A solutions architect must design a secure VPC network hosting Amazon EC2 instances in a private subnet. The instances require access to specific external API endpoints via their URLs for data synchronization, while blocking all other internet traffic. Which solution meets these requirements?

A

Deploy an AWS Network Firewall and configure a stateful rule group with domain allow lists for the approved API endpoints.

B

Use AWS Shield Advanced with a web ACL to allow traffic to the API endpoints and protect against DDoS attacks.

C

Update the security group outbound rules to permit HTTPS traffic only to the IP addresses of the API endpoints.

D

Implement a NAT Gateway in the public subnet and use prefix lists in the route table to restrict outbound traffic.

Explanation

The correct answer is A. AWS Network Firewall provides granular control over traffic using stateful rule groups, which can allow or block traffic based on domain names (e.g., API endpoints). This ensures EC2 instances in a private subnet can access only approved URLs while blocking other internet traffic.
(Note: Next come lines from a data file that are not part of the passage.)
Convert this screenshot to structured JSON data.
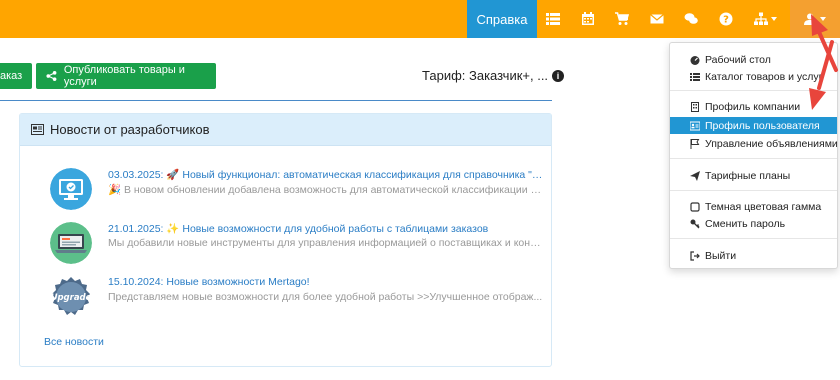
{
  "topbar": {
    "help_label": "Справка",
    "icons": [
      "list-icon",
      "calendar-icon",
      "cart-icon",
      "envelope-icon",
      "chat-icon",
      "question-icon",
      "sitemap-icon",
      "user-icon"
    ],
    "accent_color": "#ffa500",
    "active_color": "#2196d3"
  },
  "actions": {
    "order_label": "аказ",
    "publish_label": "Опубликовать товары и услуги"
  },
  "tariff": {
    "label": "Тариф: Заказчик+, ..."
  },
  "news": {
    "header": "Новости от разработчиков",
    "items": [
      {
        "title": "03.03.2025: 🚀 Новый функционал: автоматическая классификация для справочника \"Мо...",
        "description": "🎉 В новом обновлении добавлена возможность для автоматической классификации н..."
      },
      {
        "title": "21.01.2025: ✨ Новые возможности для удобной работы с таблицами заказов",
        "description": "Мы добавили новые инструменты для управления информацией о поставщиках и контр..."
      },
      {
        "title": "15.10.2024: Новые возможности Mertago!",
        "description": "Представляем новые возможности для более удобной работы >>Улучшенное отображ..."
      }
    ],
    "all_news_label": "Все новости",
    "upgrade_badge_text": "Upgrade"
  },
  "user_menu": {
    "items": [
      {
        "label": "Рабочий стол",
        "icon": "dashboard-icon"
      },
      {
        "label": "Каталог товаров и услуг",
        "icon": "list-icon"
      },
      {
        "label": "Профиль компании",
        "icon": "building-icon"
      },
      {
        "label": "Профиль пользователя",
        "icon": "id-card-icon",
        "active": true
      },
      {
        "label": "Управление объявлениями",
        "icon": "flag-icon"
      },
      {
        "label": "Тарифные планы",
        "icon": "paper-plane-icon"
      },
      {
        "label": "Темная цветовая гамма",
        "icon": "square-icon"
      },
      {
        "label": "Сменить пароль",
        "icon": "key-icon"
      },
      {
        "label": "Выйти",
        "icon": "sign-out-icon"
      }
    ]
  }
}
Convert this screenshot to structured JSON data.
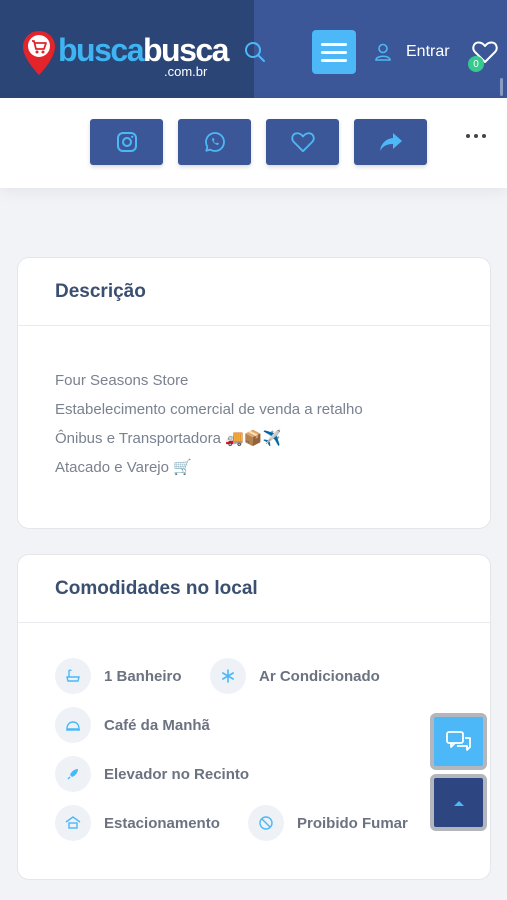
{
  "header": {
    "logo": {
      "part1": "busca",
      "part2": "busca",
      "domain": ".com.br"
    },
    "login_label": "Entrar",
    "favorites_count": "0",
    "icons": [
      "search-icon",
      "menu-icon",
      "user-icon",
      "heart-icon"
    ]
  },
  "share_bar": {
    "buttons": [
      "instagram-icon",
      "whatsapp-icon",
      "heart-icon",
      "share-arrow-icon"
    ],
    "more": "more-dots-icon"
  },
  "description": {
    "title": "Descrição",
    "lines": [
      "Four Seasons Store",
      "Estabelecimento comercial de venda a retalho",
      "Ônibus e Transportadora 🚚📦✈️",
      "Atacado e Varejo 🛒"
    ]
  },
  "amenities": {
    "title": "Comodidades no local",
    "items": [
      {
        "label": "1 Banheiro",
        "icon": "bathtub-icon"
      },
      {
        "label": "Ar Condicionado",
        "icon": "snowflake-icon"
      },
      {
        "label": "Café da Manhã",
        "icon": "cloche-icon"
      },
      {
        "label": "Elevador no Recinto",
        "icon": "rocket-icon"
      },
      {
        "label": "Estacionamento",
        "icon": "garage-icon"
      },
      {
        "label": "Proibido Fumar",
        "icon": "no-smoking-icon"
      }
    ]
  },
  "floating": {
    "chat": "chat-icon",
    "top": "arrow-up-icon"
  },
  "colors": {
    "header_dark": "#2c4577",
    "header_light": "#3c5797",
    "accent": "#4cb8f7",
    "badge": "#35c98e",
    "card_title": "#3b4f70"
  }
}
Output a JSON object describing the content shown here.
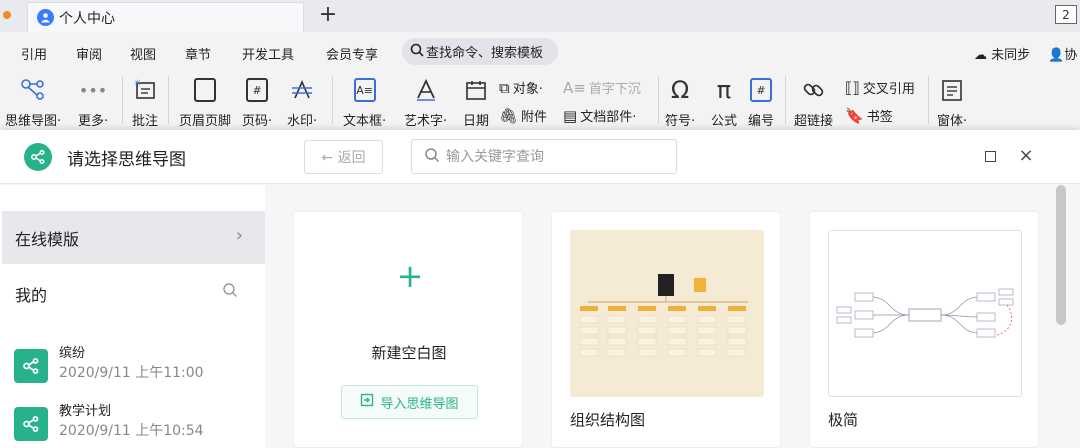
{
  "tabbar": {
    "tab_title": "个人中心",
    "tab_icon": "user-icon",
    "add_icon": "+",
    "count": "2"
  },
  "menu": {
    "items": [
      "引用",
      "审阅",
      "视图",
      "章节",
      "开发工具",
      "会员专享"
    ],
    "search_label": "查找命令、搜索模板",
    "sync_label": "未同步",
    "collab_label": "协"
  },
  "ribbon": {
    "mindmap": "思维导图·",
    "more": "更多·",
    "comment": "批注",
    "header_footer": "页眉页脚",
    "page_number": "页码·",
    "watermark": "水印·",
    "textbox": "文本框·",
    "wordart": "艺术字·",
    "date": "日期",
    "object": "对象·",
    "attachment": "附件",
    "dropcap": "首字下沉",
    "doc_parts": "文档部件·",
    "symbol": "符号·",
    "formula": "公式",
    "numbering": "编号",
    "hyperlink": "超链接",
    "cross_ref": "交叉引用",
    "bookmark": "书签",
    "window": "窗体·"
  },
  "dialog": {
    "title": "请选择思维导图",
    "back_label": "← 返回",
    "search_placeholder": "输入关键字查询",
    "close_icon": "×"
  },
  "sidebar": {
    "online": "在线模版",
    "mine": "我的",
    "files": [
      {
        "name": "缤纷",
        "date": "2020/9/11 上午11:00"
      },
      {
        "name": "教学计划",
        "date": "2020/9/11 上午10:54"
      }
    ]
  },
  "cards": {
    "blank_label": "新建空白图",
    "import_label": "导入思维导图",
    "org_label": "组织结构图",
    "min_label": "极简"
  },
  "colors": {
    "accent": "#28b28c",
    "tab_icon": "#3b7cff",
    "record_dot": "#f28b26"
  }
}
Why other options are incorrect:
- B: AWS Shield Advanced and web ACLs (WAF) focus on DDoS protection and HTTP/HTTPS request filtering, not outbound traffic control.
- C: Security groups use IP-based rules, which are unreliable for dynamic API endpoints with changing IPs.
- D: NAT Gateways enable internet access but lack domain-based filtering; prefix lists rely on static IP ranges, which are impractical for scalable API endpoints.

Key Points:
- Use AWS Network Firewall for domain-based traffic filtering.
- Stateful rules track connections and enforce allow/deny policies based on FQDNs.
- Private subnets require NAT Gateways for internet access, but traffic filtering must be handled separately.